PDE distinguishes singular (one) from plural (more than one). Old English also had a dual pronoun ("the two of us", "the two of you").

4.1 PDE has distinctive plural forms for personal pronouns and demonstratives (I-we, me-us, my-our, he/she/it-they, that-those, this-these). We have recently lost the nominative second person plural ye, replacing it with you; at the same time, we have lost the distinctively singular second person pronoun thou-thee-thy/thine, replacing it with you-your.

4.2 The usual plural marker (inflexion) of nouns is -s (-es), brick-bricks, dish-dishes. There are a few vestiges of Old English declensions: man-men, child-children, foot-feet, etc. Some Latin and Greek words retain distinctive plurals (datum-data, phenomenon-phenomena). Some words have no distinct plural (sheep, usually fish); there are some uncountables (sugar, salt, butter). Some collective nouns are treated differently by different speakers (government, people, committee). Although each and every(one) are always given a singular verb, they are often referred to in the plural (everyone has their own opinion).
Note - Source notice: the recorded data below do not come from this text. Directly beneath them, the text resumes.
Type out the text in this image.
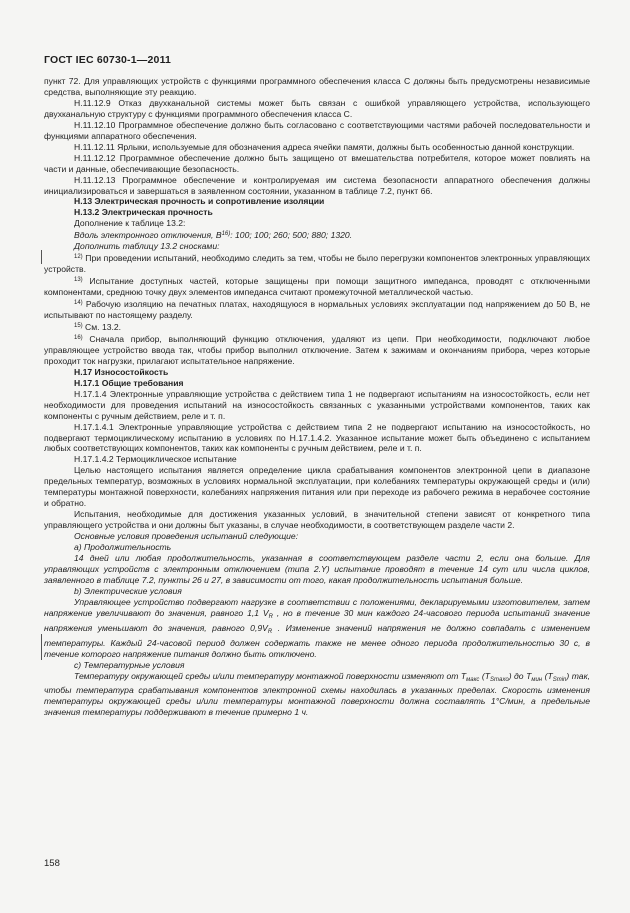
ГОСТ IEC 60730-1—2011

пункт 72. Для управляющих устройств с функциями программного обеспечения класса С должны быть предусмотрены независимые средства, выполняющие эту реакцию.

Н.11.12.9 Отказ двухканальной системы может быть связан с ошибкой управляющего устройства, использующего двухканальную структуру с функциями программного обеспечения класса С.

Н.11.12.10 Программное обеспечение должно быть согласовано с соответствующими частями рабочей последовательности и функциями аппаратного обеспечения.

Н.11.12.11 Ярлыки, используемые для обозначения адреса ячейки памяти, должны быть особенностью данной конструкции.

Н.11.12.12 Программное обеспечение должно быть защищено от вмешательства потребителя, которое может повлиять на части и данные, обеспечивающие безопасность.

Н.11.12.13 Программное обеспечение и контролируемая им система безопасности аппаратного обеспечения должны инициализироваться и завершаться в заявленном состоянии, указанном в таблице 7.2, пункт 66.

Н.13 Электрическая прочность и сопротивление изоляции

Н.13.2 Электрическая прочность

Дополнение к таблице 13.2:

Вдоль электронного отключения, $В^{16)}$: 100; 100; 260; 500; 880; 1320.

Дополнить таблицу 13.2 сносками:

$^{12)}$ При проведении испытаний, необходимо следить за тем, чтобы не было перегрузки компонентов электронных управляющих устройств.

$^{13)}$ Испытание доступных частей, которые защищены при помощи защитного импеданса, проводят с отключенными компонентами, среднюю точку двух элементов импеданса считают промежуточной металлической частью.

$^{14)}$ Рабочую изоляцию на печатных платах, находящуюся в нормальных условиях эксплуатации под напряжением до 50 В, не испытывают по настоящему разделу.

$^{15)}$ См. 13.2.

$^{16)}$ Сначала прибор, выполняющий функцию отключения, удаляют из цепи. При необходимости, подключают любое управляющее устройство ввода так, чтобы прибор выполнил отключение. Затем к зажимам и окончаниям прибора, через которые проходит ток нагрузки, прилагают испытательное напряжение.

Н.17 Износостойкость

Н.17.1 Общие требования

Н.17.1.4 Электронные управляющие устройства с действием типа 1 не подвергают испытаниям на износостойкость, если нет необходимости для проведения испытаний на износостойкость связанных с указанными устройствами компонентов, таких как компоненты с ручным действием, реле и т. п.

Н.17.1.4.1 Электронные управляющие устройства с действием типа 2 не подвергают испытанию на износостойкость, но подвергают термоциклическому испытанию в условиях по Н.17.1.4.2. Указанное испытание может быть объединено с испытанием любых соответствующих компонентов, таких как компоненты с ручным действием, реле и т. п.

Н.17.1.4.2 Термоциклическое испытание

Целью настоящего испытания является определение цикла срабатывания компонентов электронной цепи в диапазоне предельных температур, возможных в условиях нормальной эксплуатации, при колебаниях температуры окружающей среды и (или) температуры монтажной поверхности, колебаниях напряжения питания или при переходе из рабочего режима в нерабочее состояние и обратно.

Испытания, необходимые для достижения указанных условий, в значительной степени зависят от конкретного типа управляющего устройства и они должны быт указаны, в случае необходимости, в соответствующем разделе части 2.

Основные условия проведения испытаний следующие:

а) Продолжительность

14 дней или любая продолжительность, указанная в соответствующем разделе части 2, если она больше. Для управляющих устройств с электронным отключением (типа 2.Y) испытание проводят в течение 14 сут или числа циклов, заявленного в таблице 7.2, пункты 26 и 27, в зависимости от того, какая продолжительность испытания больше.

b) Электрические условия

Управляющее устройство подвергают нагрузке в соответствии с положениями, декларируемыми изготовителем, затем напряжение увеличивают до значения, равного 1,1 $V_R$ , но в течение 30 мин каждого 24-часового периода испытаний значение напряжения уменьшают до значения, равного $0,9V_R$ . Изменение значений напряжения не должно совпадать с изменением температуры. Каждый 24-часовой период должен содержать также не менее одного периода продолжительностью 30 с, в течение которого напряжение питания должно быть отключено.

с) Температурные условия

Температуру окружающей среды и/или температуру монтажной поверхности изменяют от $T_{макс}$ $(T_{Smaxo})$ до $T_{мин}$ $(T_{Smin})$ так, чтобы температура срабатывания компонентов электронной схемы находилась в указанных пределах. Скорость изменения температуры окружающей среды и/или температуры монтажной поверхности должна составлять 1°С/мин, а предельные значения температуры поддерживают в течение примерно 1 ч.

158
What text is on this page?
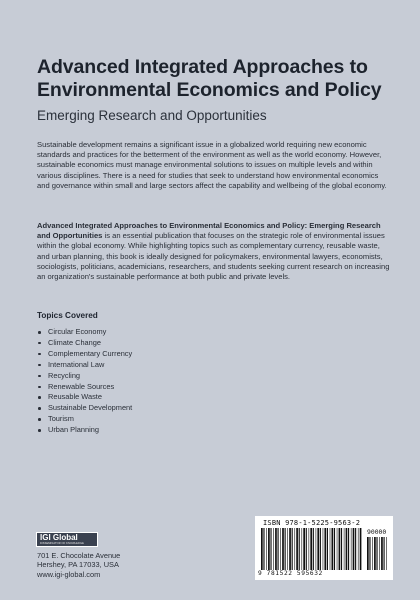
Advanced Integrated Approaches to Environmental Economics and Policy

Emerging Research and Opportunities

Sustainable development remains a significant issue in a globalized world requiring new economic standards and practices for the betterment of the environment as well as the world economy. However, sustainable economics must manage environmental solutions to issues on multiple levels and within various disciplines. There is a need for studies that seek to understand how environmental economics and governance within small and large sectors affect the capability and wellbeing of the global economy.

Advanced Integrated Approaches to Environmental Economics and Policy: Emerging Research and Opportunities is an essential publication that focuses on the strategic role of environmental issues within the global economy. While highlighting topics such as complementary currency, reusable waste, and urban planning, this book is ideally designed for policymakers, environmental lawyers, economists, sociologists, politicians, academicians, researchers, and students seeking current research on increasing an organization's sustainable performance at both public and private levels.

Topics Covered

Circular Economy
Climate Change
Complementary Currency
International Law
Recycling
Renewable Sources
Reusable Waste
Sustainable Development
Tourism
Urban Planning
IGI Global
DISSEMINATOR OF KNOWLEDGE

701 E. Chocolate Avenue
Hershey, PA 17033, USA
www.igi-global.com

ISBN 978-1-5225-9563-2
90000
9 781522 595632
4.3 In PDE the verb be distinguishes singular and plural (am-are. is-are, was-were). Otherwise, only the 3rd person present singular is distinctive (he talks). In Old and Middle English, singular and plural were distinguished by endings and sometimes also by their vowels (he rode-they riden, he shal-we shul/shulen).

4.4 Rules of concord (1.8) require that a singular subject is followed by a singular verb (he talks-they talk). In Old and Middle English, the more extensive system of inflexions requires even closer observation of these rules. Further, in Old English the elaborate system of adjectival inflexions requires that all adjectives agree in number and case with their noun just as in PDE we have that book-those books, this mouse-these mice).